Coral bleaching in the Great Barrier Reef off Queensland, Australia
Nature Picture Library/Alamy
Strategies to artificially shade Australia’s Great Barrier Reef from rising temperatures are urgently needed, scientists have warned, in light of new research that suggests changes to shipping fuels have increased the bleaching risk to the coral.
The Great Barrier Reef has suffered extensive bleaching damage in recent years caused by rising sea temperatures driven by climate change.
Changes to rules governing shipping fuel composition in 2020 have caused additional damage, says Robert Ryan at the University of Melbourne. These changes have reduced emissions of sulphur dioxide, a health-harming pollutant, but also removed aerosols that can enhance the cooling effect of marine clouds over the reef.
Ryan and his colleagues used a computer model to simulate the impact of the changes to shipping fuels on cloud cover and solar radiation above the Great Barrier Reef over 10 days in February 2022. They used the results of previous studies to estimate the impact those changes would have on sea surface temperatures and bleaching risk at the reef.
They found that shipping emissions at pre-2020 levels boosted the cooling effect of clouds over the area, and the rules curtailing sulphate aerosol pollution have removed much of this cooling effect. As a result, the new shipping fuel regulations caused the equivalent of an additional 0.25°C of sea surface temperature heating, and made coral bleaching conditions between 21 and 40 per cent more likely during the 10-day period that was studied.
“There’s been an 80 per cent reduction in shipping sulphate aerosol, and that has likely, we find, contributed to conditions at the Great Barrier Reef which make coral-bleaching events a little bit more likely,” says Ryan.
Bjørn Samset at the Center for International Climate Research in Oslo, Norway, says the research helps to answer outstanding questions about the impact of aerosol pollution reduction on local environments. “Localised aerosol influences are likely quite a lot more prominent than we have been thinking, and their influence on marine heatwaves is still a big knowledge gap,” he says.

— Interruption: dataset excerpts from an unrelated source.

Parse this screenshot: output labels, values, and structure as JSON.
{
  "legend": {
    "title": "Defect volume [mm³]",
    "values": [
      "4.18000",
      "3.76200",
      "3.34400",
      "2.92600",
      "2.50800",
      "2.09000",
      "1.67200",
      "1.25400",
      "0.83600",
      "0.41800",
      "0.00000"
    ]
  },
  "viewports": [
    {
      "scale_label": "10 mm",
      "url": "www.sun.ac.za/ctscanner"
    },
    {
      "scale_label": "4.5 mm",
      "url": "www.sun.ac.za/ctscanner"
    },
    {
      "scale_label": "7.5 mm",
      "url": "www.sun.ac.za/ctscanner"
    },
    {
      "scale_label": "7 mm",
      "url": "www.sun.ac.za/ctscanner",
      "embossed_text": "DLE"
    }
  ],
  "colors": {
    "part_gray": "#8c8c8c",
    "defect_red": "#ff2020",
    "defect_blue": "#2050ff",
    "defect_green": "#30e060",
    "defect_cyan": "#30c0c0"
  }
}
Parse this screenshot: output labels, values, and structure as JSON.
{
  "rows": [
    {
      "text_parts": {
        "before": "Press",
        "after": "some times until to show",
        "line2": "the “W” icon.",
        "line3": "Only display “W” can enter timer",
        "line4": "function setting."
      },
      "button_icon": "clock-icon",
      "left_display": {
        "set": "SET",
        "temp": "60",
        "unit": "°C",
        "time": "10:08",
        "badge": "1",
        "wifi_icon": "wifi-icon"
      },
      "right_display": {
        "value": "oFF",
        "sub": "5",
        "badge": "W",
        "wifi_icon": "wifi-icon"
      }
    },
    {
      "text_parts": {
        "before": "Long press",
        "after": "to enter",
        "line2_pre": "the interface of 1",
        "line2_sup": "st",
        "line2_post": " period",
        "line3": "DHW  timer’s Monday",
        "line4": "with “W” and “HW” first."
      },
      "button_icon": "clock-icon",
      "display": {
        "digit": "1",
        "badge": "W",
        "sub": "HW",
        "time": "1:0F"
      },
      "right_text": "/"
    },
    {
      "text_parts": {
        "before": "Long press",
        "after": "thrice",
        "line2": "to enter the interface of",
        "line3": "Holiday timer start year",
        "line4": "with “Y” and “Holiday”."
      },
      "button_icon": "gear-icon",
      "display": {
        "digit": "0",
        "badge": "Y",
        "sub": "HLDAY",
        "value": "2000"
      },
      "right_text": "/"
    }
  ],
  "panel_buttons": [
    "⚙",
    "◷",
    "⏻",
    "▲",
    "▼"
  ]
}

But he warned that although the results show “a clear influence from shipping on the air quality and clouds around the Great Barrier Reef”, they cover only a short period, making comparisons with other research in this field tricky.
Ryan is also part of a team working on a method to artificially cool the reef using marine cloud brightening (MCB), a climate-intervention technique that would involve spraying sea salt particles into the air to try to increase the cooling effect of marine clouds.
Such artificial cooling measures are arguably now “more urgent” for the Great Barrier Reef in light of the new findings, the researchers suggest in their paper. “If some part of the marine cloud brightening effect from ships has been removed due to changes in sulphate emissions, then I could see how that might make one wonder whether it should be re-implemented in a targeted programme,” says Ryan.
Daniel Harrison at Southern Cross University in Australia, who also worked on the study, says the findings demonstrate that MCB could work to cool the reef, given that shipping emissions had a similar cooling effect. “What we have here is a real-world study of what was already happening,” he says. “We can see that it was working.”
Harrison has been awarded funding by the UK’s Advanced Research and Invention Agency for a five-year project to trial MCB at the Great Barrier Reef. MCB could help to “take the edge off the bleaching while we hopefully get our act together with reducing emissions,” he argues.
Other experts are much more sceptical, suggesting there is not enough evidence to demonstrate that deliberate MCB could be both safe and effective. Terry Hughes at James Cook University in Queensland, Australia, says trials of MCB to date have been a “complete flop”, failing to produce convincing evidence that it can reduce local sea temperatures at the reef.